The Dovecote-Granary is a place of serenity and introspection, where one can establish a strong connection with both nature and oneself. Without a conventional function the space is its own purpose: a treehouse-temple of sorts.
Its roots are humble, though unexpectedly pragmatic, creative and sophisticated in their design and solutions: a precious little jewel of vernacular Minho architecture.
Originally built in the late XIX century, its starting point were two traditional northern Portugal maize granaries standing over granite bases. A common roof united them under which there was a dovecote.
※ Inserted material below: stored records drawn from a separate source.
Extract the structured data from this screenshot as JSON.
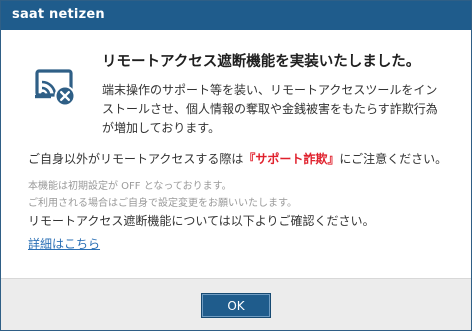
{
  "titlebar": {
    "brand": "saat netizen"
  },
  "dialog": {
    "heading": "リモートアクセス遮断機能を実装いたしました。",
    "description": "端末操作のサポート等を装い、リモートアクセスツールをインストールさせ、個人情報の奪取や金銭被害をもたらす詐欺行為が増加しております。",
    "notice_before": "ご自身以外がリモートアクセスする際は",
    "notice_emphasis": "『サポート詐欺』",
    "notice_after": "にご注意ください。",
    "sub_line1": "本機能は初期設定が OFF となっております。",
    "sub_line2": "ご利用される場合はご自身で設定変更をお願いいたします。",
    "info": "リモートアクセス遮断機能については以下よりご確認ください。",
    "details_link": "詳細はこちら"
  },
  "footer": {
    "ok_label": "OK"
  },
  "icon": {
    "name": "remote-access-blocked-icon",
    "color": "#2f5f86"
  },
  "colors": {
    "titlebar": "#1f5c8c",
    "emphasis": "#e0202c",
    "link": "#2a6fb5",
    "footer": "#ececec"
  }
}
Finally, the space between the two granaries was used to dry cereals, with two huge basculating panels controlling the ventilation.
This incredible design was an unusual but smart combination of three very common vernacular typologies (granary, dovecote, drying shed) that are still part of our collective memory. The execution, unfortunately, was not without its problems.
Built out of oak wood, the structure was under-dimensioned for the demands of that construction and, receiving no proper maintenance through an important part of its life, the wood rapidly decayed: though still kept standing by steel cables stretched from the adjacent trees it was unsalvageable.
The rotten wood pieces, nevertheless, allowed for the full documentation of the design and constructive techniques of the building as it was when last usable, opening the doors for a piece by piece reconstruction, in the same vein as the Ise Jingu rebuild every 20 years in Japan, but here at the scale of rural northern Portugal, preserving an interesting built vernacular document and using local artisan traditional knowledge to achieve it.
Times changed, though: there’s no farming on the property anymore, so the rebuilt Dovecote-Granary will not serve its original functions in the foreseeable future. It won’t have a specific use either: it will be what the nature of the space lends itself to be.
These circumstances implied not only reconstruction but also transformation, giving form to the theme of the project. The result is an element by element rebuild of the Dovecote-Granary, with an intricate redesign of all the subtle carpentry details and a limited set of surgical interventions that will allow for its safe and renewed use.
To fix the original structural fragility a small number of cross-members was inserted in strategic locations, reflecting solutions found in buildings of similar age, construction techniques and typology.
Two new foldable wood stairs lead inside both granaries and an interior staircase rises to the dovecote, finally making that magical space accessible.
This project matrix was of a strict reconstruction with the added requirement of the most minute intervention to render it usable, enabling the minimal necessary connections inside and out.
The Dovecote-Granary is now a sanctuary among the tree canopies, an iconic shape in the rural landscape of the Minho region, and the experience of the dancing leaf shadows, the gentle crossing breeze and the birds chirping in a late summer afternoon fully defines its new purpose, function and use.